Procedural failing in dismissal process didn't make dismissal unfair

Elmore v The Governors of Darland High School

Neither a failure to explain why an employee’s appeal had been rejected nor a failure to call witness evidence of the appeal at the tribunal hearing made an employee’s dismissal unfair.

The test for reasonableness, under ERA 1996, s. 98(4) of the ERA 1996 is in two parts: (i) did the employer follow a fair procedure? and (ii) did the employer act reasonably in treating the reason as a sufficient reason for dismissal?

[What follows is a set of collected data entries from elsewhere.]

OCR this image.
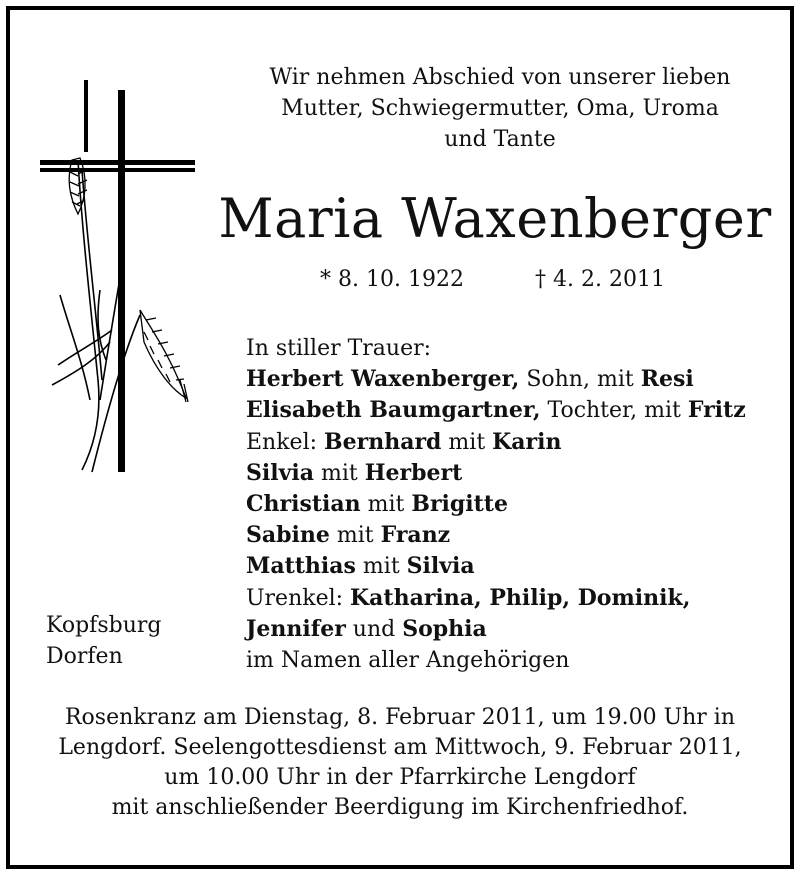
Wir nehmen Abschied von unserer lieben
Mutter, Schwiegermutter, Oma, Uroma
und Tante
Maria Waxenberger
* 8. 10. 1922	† 4. 2. 2011
In stiller Trauer:
Herbert Waxenberger, Sohn, mit Resi
Elisabeth Baumgartner, Tochter, mit Fritz
Enkel: Bernhard mit Karin
Silvia mit Herbert
Christian mit Brigitte
Sabine mit Franz
Matthias mit Silvia
Urenkel: Katharina, Philip, Dominik,
Jennifer und Sophia
im Namen aller Angehörigen
Kopfsburg
Dorfen
Rosenkranz am Dienstag, 8. Februar 2011, um 19.00 Uhr in
Lengdorf. Seelengottesdienst am Mittwoch, 9. Februar 2011,
um 10.00 Uhr in der Pfarrkirche Lengdorf
mit anschließender Beerdigung im Kirchenfriedhof.
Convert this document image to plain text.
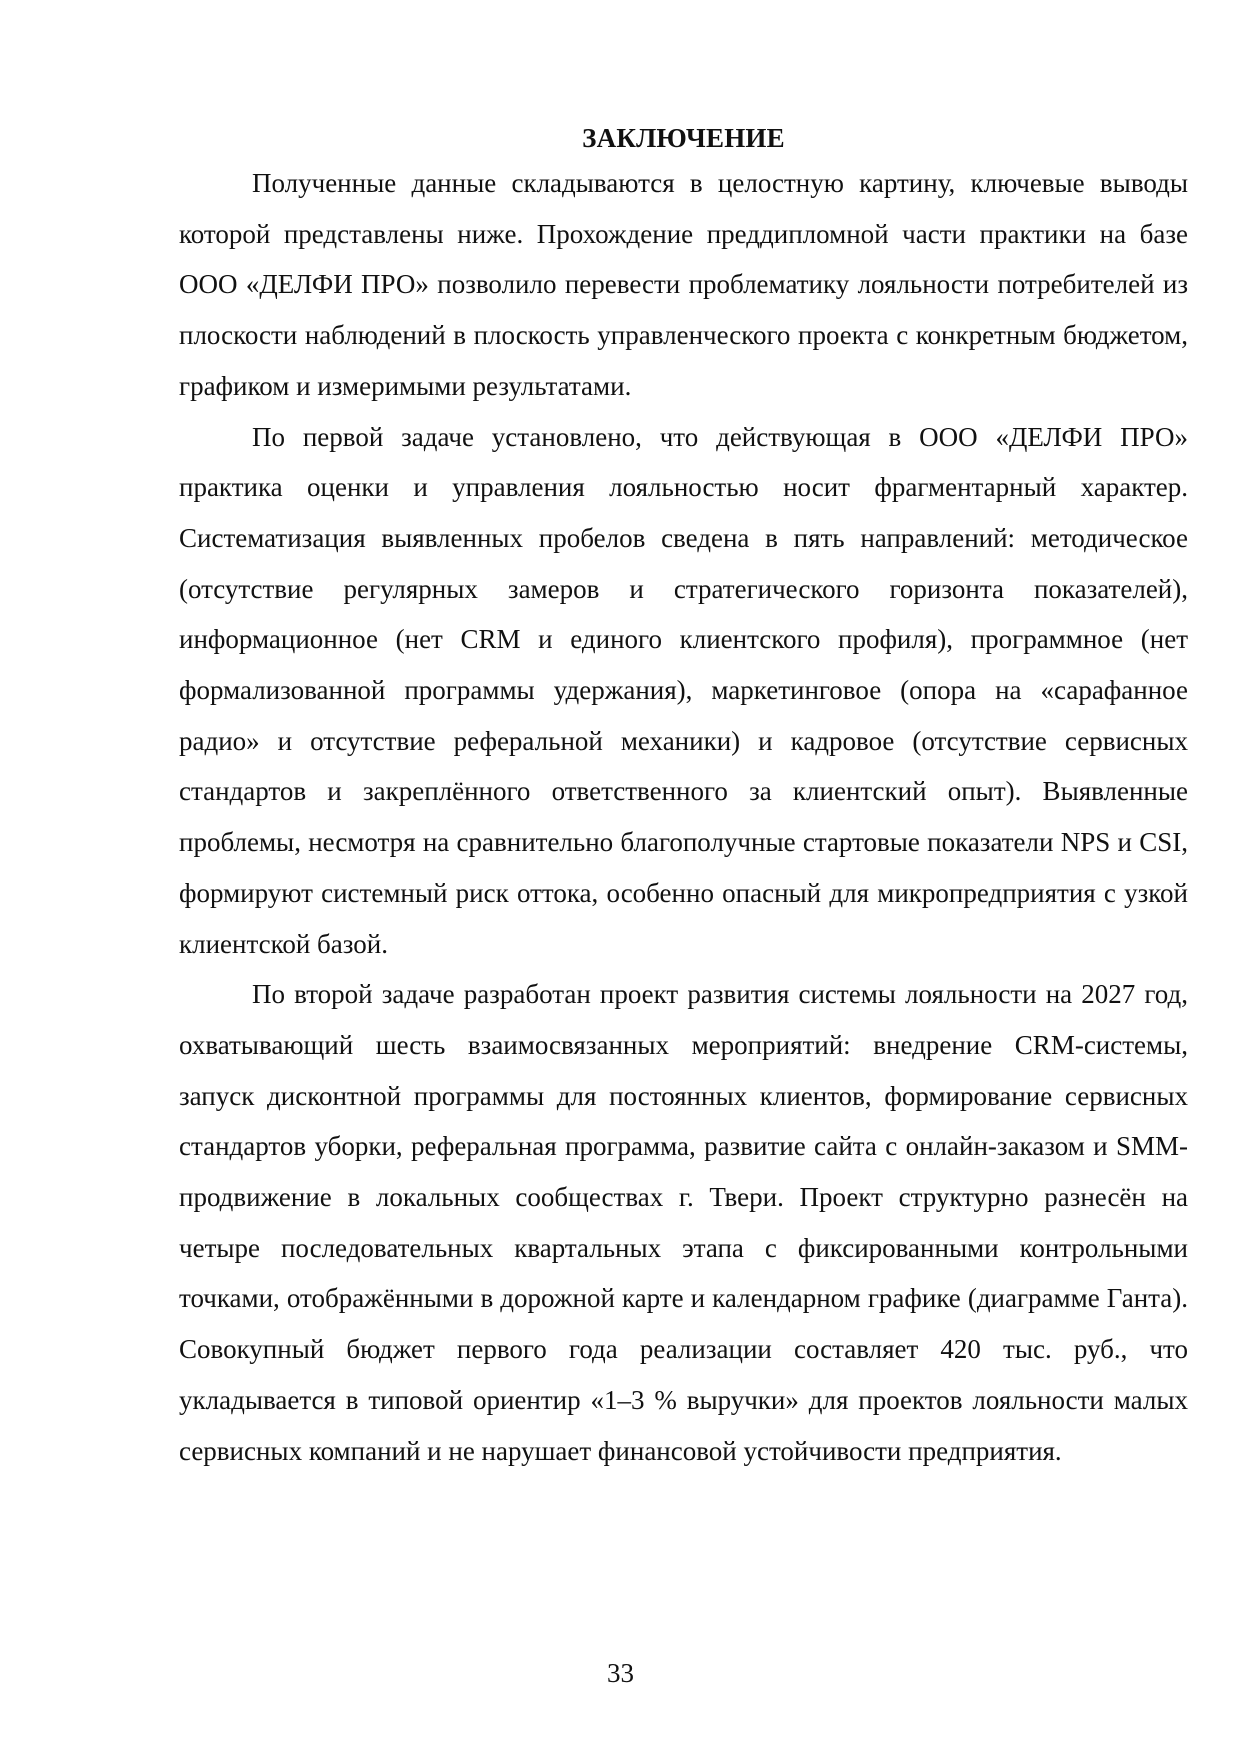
ЗАКЛЮЧЕНИЕ

Полученные данные складываются в целостную картину, ключевые выводы которой представлены ниже. Прохождение преддипломной части практики на базе ООО «ДЕЛФИ ПРО» позволило перевести проблематику лояльности потребителей из плоскости наблюдений в плоскость управленческого проекта с конкретным бюджетом, графиком и измеримыми результатами.

По первой задаче установлено, что действующая в ООО «ДЕЛФИ ПРО» практика оценки и управления лояльностью носит фрагментарный характер. Систематизация выявленных пробелов сведена в пять направлений: методическое (отсутствие регулярных замеров и стратегического горизонта показателей), информационное (нет CRM и единого клиентского профиля), программное (нет формализованной программы удержания), маркетинговое (опора на «сарафанное радио» и отсутствие реферальной механики) и кадровое (отсутствие сервисных стандартов и закреплённого ответственного за клиентский опыт). Выявленные проблемы, несмотря на сравнительно благополучные стартовые показатели NPS и CSI, формируют системный риск оттока, особенно опасный для микропредприятия с узкой клиентской базой.

По второй задаче разработан проект развития системы лояльности на 2027 год, охватывающий шесть взаимосвязанных мероприятий: внедрение CRM-системы, запуск дисконтной программы для постоянных клиентов, формирование сервисных стандартов уборки, реферальная программа, развитие сайта с онлайн-заказом и SMM-продвижение в локальных сообществах г. Твери. Проект структурно разнесён на четыре последовательных квартальных этапа с фиксированными контрольными точками, отображёнными в дорожной карте и календарном графике (диаграмме Ганта). Совокупный бюджет первого года реализации составляет 420 тыс. руб., что укладывается в типовой ориентир «1–3 % выручки» для проектов лояльности малых сервисных компаний и не нарушает финансовой устойчивости предприятия.

33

This case involved a maths teacher, Ms Elmore, who been in the profession for over 30 years. The school had concerns over her teaching. She was offered support but nothing changed. She was eventually taken though a capability procedure and dismissed, a decision upheld by the appeal panel.

A tribunal dismissed her claim. Although the decision of the appeal panel did not set out reasons for upholding the capability hearing’s decision to dismiss, it could be gleaned that by upholding the original decision the appeal panel accepted the decision made and the reasons for the decision made at the earlier stage. Ms Elmore appealed challenging the procedural fairness of her dismissal.

The EAT upheld the tribunal’s decision. The tribunal had made detailed findings about the procedure, had the opportunity to hear from key decision makers in the process and had information about the appeal process, including the minutes. The minutes of the appeal meeting were consistent with a fair process having been followed. The EAT also commented that Ms Elmore did not submit any fresh evidence or argument to the appeal panel and it was therefore a rerunning of the arguments upon which she’d already relied.

Therefore, despite the absence of a reasoned appeal decision or evidence from a member of the appeal panel, the tribunal was entitled to infer that the appeal panel upheld the capability dismissal for the same reasons as those relied on by the capability panel itself.

Link to judgment: http://www.bailii.org/uk/cases/UKEAT/2017/0209_16_0405.html


This decision shouldn’t be viewed as indicating any relaxation of the procedural rules relating to disciplinary appeals. However, it’s heartening for employers that minor flaws won’t invalidate a dismissal process as long as, substantively, overall fairness has been achieved.

The non-statutory ACAS guide to Discipline and Grievances recommends that you confirm in writing to an employee the results of their appeal and the reasons for the decision. There are no strict rules as to how you do this but any correspondence should clearly set out the result of the appeal and the reasons for reaching the decision.